Although UK-based Xyratex has been providing more generic storage hardware to OEMs for some time, the company took a deep dive into the HPC storage space in 2010 when it acquired ClusterStor, a Colorado-startup that built HPC cluster storage systems of the same name. Shortly thereafter Xyratex brought Peter Braam and Peter Bojanic on board to lead the company's Lustre development. Braam and Bojanic were two of the original Lustre architects and have been key to keeping the technology on course as it's made a circuitous route around the industry, from Carnegie-Mellon University (1999) to Cluster File Systems (2001) to Sun Microsystems (2007) to Oracle (2010), and now to Xyratex (2013).

Thanks to its open source pedigree, the file system was able to survive the 14-year journey intact. In fact, as a result of its growing developer and customer base, the Lustre software has become more reliable and robust as it's aged. Its moment of crisis came under Oracle, a company that has expressed little interest in the high performance computing market. The database maker developed a version for its own commercial offerings, but had no obvious motivation to move the technology forward as an open source HPC solution.

When Lustre was treading water at Oracle, Whamcloud emerged as a key player in coalescing the community. The company helped stabilize the Lustre source tree and put the technology back on an HPC-centric roadmap. When Intel bought Whamcloud in 2012, it added even more credibility to Lustre's long-term prospects.

Building on Whamcloud's momentum was the Open Scalable File Systems (OpenSFS) consortium, which brought together all the major Lustre developers: Cray, DataDirect Networks, Intel/Whamcloud, Lawrence Livermore National Lab, Oak Ridge National Lab, and Xyratex. OpenSFS is committed to the continuing development of Lustre for HPC vendors and customers and using the technology as a basis for future exascale file systems.

Xyratex is also engaged with the European Open File System (EOFS) organization, another consortium committed to the adoption of open source parallel file systems. Like OpenSFS, EOFS is interested in a supporting and adding new features to Lustre. The organization brings with it some notable European HPC vendors and end users, including Bull, Eurotech, ParTec, CEA, the Max Planck Society, Forschungszentrum Jülich, and Leibniz-Rechenzentrum, to name a few.

With some of the biggest users behind it, Lustre has come to dominate the top tier of HPC systems, inhabiting six of the fastest 10 supercomputers and more than 60 of the speediest 100. Although less frequently encountered in smaller and medium-sized HPC clusters, Lustre is still the most common parallel file system across high performance computing.
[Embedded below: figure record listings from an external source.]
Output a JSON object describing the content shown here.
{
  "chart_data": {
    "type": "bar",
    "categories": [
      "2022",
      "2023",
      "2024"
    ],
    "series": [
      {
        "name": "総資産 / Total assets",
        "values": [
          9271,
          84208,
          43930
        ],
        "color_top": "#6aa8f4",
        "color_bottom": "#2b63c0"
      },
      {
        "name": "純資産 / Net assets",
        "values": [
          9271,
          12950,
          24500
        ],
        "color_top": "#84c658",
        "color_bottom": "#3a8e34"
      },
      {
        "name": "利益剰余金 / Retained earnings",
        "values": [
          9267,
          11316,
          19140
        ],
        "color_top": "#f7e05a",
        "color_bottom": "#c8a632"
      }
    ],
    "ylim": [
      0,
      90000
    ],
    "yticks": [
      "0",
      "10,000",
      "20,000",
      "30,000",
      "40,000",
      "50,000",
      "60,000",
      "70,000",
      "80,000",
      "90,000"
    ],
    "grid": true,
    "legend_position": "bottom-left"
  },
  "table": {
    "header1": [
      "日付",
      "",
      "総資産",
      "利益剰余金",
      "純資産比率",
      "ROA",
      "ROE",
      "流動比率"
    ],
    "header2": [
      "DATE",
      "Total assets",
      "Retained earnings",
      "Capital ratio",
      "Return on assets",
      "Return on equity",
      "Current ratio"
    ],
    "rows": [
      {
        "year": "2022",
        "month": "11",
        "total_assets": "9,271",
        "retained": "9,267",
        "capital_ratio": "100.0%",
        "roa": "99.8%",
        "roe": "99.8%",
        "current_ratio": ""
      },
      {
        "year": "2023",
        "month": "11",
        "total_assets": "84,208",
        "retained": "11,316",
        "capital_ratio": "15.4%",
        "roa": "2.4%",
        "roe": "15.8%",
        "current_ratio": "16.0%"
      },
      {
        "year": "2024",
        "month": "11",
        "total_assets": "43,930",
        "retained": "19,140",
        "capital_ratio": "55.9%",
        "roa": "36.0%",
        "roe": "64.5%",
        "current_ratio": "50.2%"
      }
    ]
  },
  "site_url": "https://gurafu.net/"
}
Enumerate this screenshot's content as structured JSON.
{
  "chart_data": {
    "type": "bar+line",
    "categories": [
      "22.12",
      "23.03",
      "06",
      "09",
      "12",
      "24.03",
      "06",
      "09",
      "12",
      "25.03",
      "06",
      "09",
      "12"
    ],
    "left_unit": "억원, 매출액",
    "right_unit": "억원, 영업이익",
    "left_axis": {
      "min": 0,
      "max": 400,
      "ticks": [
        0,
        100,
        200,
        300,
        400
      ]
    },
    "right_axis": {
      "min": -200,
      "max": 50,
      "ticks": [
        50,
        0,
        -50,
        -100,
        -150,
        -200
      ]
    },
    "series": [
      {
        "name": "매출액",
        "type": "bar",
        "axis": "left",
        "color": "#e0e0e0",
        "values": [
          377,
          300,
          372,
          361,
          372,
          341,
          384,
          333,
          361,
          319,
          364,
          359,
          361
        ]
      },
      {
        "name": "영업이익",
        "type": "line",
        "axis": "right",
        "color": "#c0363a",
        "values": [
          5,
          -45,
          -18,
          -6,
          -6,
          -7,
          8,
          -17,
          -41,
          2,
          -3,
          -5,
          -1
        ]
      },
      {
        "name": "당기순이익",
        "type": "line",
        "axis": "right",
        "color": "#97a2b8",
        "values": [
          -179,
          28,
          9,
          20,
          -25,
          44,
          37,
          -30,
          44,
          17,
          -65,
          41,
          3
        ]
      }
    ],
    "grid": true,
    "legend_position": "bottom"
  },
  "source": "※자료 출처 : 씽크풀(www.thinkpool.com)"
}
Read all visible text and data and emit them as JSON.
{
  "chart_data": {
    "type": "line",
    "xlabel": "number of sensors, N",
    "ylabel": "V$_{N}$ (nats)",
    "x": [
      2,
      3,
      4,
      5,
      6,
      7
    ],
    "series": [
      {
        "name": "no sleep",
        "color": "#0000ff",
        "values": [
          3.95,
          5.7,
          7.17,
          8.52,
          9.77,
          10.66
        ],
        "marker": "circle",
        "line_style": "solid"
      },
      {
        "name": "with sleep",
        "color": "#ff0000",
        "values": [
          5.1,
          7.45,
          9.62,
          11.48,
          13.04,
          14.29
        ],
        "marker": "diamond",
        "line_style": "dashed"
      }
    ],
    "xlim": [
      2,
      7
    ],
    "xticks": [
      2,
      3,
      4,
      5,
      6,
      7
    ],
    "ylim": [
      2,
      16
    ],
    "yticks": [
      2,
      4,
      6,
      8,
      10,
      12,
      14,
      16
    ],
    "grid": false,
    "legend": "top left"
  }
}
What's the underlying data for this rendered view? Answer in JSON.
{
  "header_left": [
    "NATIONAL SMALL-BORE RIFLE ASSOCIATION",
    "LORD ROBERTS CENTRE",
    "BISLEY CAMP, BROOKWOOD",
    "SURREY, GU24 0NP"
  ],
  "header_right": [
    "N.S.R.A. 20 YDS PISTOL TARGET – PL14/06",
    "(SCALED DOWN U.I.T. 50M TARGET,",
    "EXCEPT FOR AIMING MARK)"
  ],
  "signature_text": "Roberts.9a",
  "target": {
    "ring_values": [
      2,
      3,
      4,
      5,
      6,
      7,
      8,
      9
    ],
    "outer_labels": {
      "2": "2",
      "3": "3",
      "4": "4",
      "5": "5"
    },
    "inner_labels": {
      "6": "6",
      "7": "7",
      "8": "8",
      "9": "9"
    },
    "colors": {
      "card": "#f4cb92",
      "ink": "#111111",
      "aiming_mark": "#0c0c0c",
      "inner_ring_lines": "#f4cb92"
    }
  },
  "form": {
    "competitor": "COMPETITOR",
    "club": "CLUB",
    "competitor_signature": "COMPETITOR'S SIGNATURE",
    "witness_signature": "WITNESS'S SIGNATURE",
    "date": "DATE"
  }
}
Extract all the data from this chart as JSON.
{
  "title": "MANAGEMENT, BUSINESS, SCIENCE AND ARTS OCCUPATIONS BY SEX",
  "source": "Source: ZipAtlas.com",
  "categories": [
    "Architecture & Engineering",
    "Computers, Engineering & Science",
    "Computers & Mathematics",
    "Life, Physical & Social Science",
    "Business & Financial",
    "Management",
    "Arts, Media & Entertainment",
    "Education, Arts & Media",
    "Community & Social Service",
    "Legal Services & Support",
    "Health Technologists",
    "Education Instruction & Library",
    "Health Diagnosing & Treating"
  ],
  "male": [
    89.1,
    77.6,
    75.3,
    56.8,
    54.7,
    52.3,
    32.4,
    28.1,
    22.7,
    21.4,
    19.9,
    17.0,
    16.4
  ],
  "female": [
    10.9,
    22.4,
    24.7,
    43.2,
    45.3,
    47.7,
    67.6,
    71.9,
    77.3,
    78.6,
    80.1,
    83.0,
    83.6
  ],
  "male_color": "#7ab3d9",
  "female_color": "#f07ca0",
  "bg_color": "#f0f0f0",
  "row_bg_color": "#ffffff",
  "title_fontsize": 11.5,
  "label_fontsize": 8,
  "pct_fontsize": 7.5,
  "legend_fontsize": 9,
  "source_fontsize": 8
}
In our 2012 survey, Intersect360 Research found that the most frequently mentioned file management software (disregarding in-house or vendor-supplied tools) was Lustre, at 23 percent.

The technology continues to push the envelope in performance and scalability as systems enter the double-digit petabyte realm. For example, Lustre is currently slinging files for Blue Waters, the newly minted multi-petaflop Cray supercomputer housed at the National Center for Supercomputing Applications (NCSA). That machine's 25 petabytes of Cray Sonexion storage, which is based on Xyratex ClusterStor gear and Lustre file management, delivers a terabyte per second of I/O to more than 25 thousand compute nodes.

Besides Cray, Xyratex has also hooked up with Dell and HP, who will resell ClusterStor systems for HPC and "big data" installations. Now that it has cut itself a bigger slice of the Lustre pie, Xyratex may be able to entice other OEMs into reseller partnerships.

For the rest of the Lustre community, it should be business as usual. The code repository will remain open source and be available to vendors, government labs, and academics alike, whether they do business with Xyratex or not. OpenSFS' mission to shepherd the technology for Lustre stakeholders remains unchanged. In fact with one of its top tier members now in control of the trademark and website, it should be even easier for the organization to promote Lustre adoption and keep the technology evolving into the exascale realm.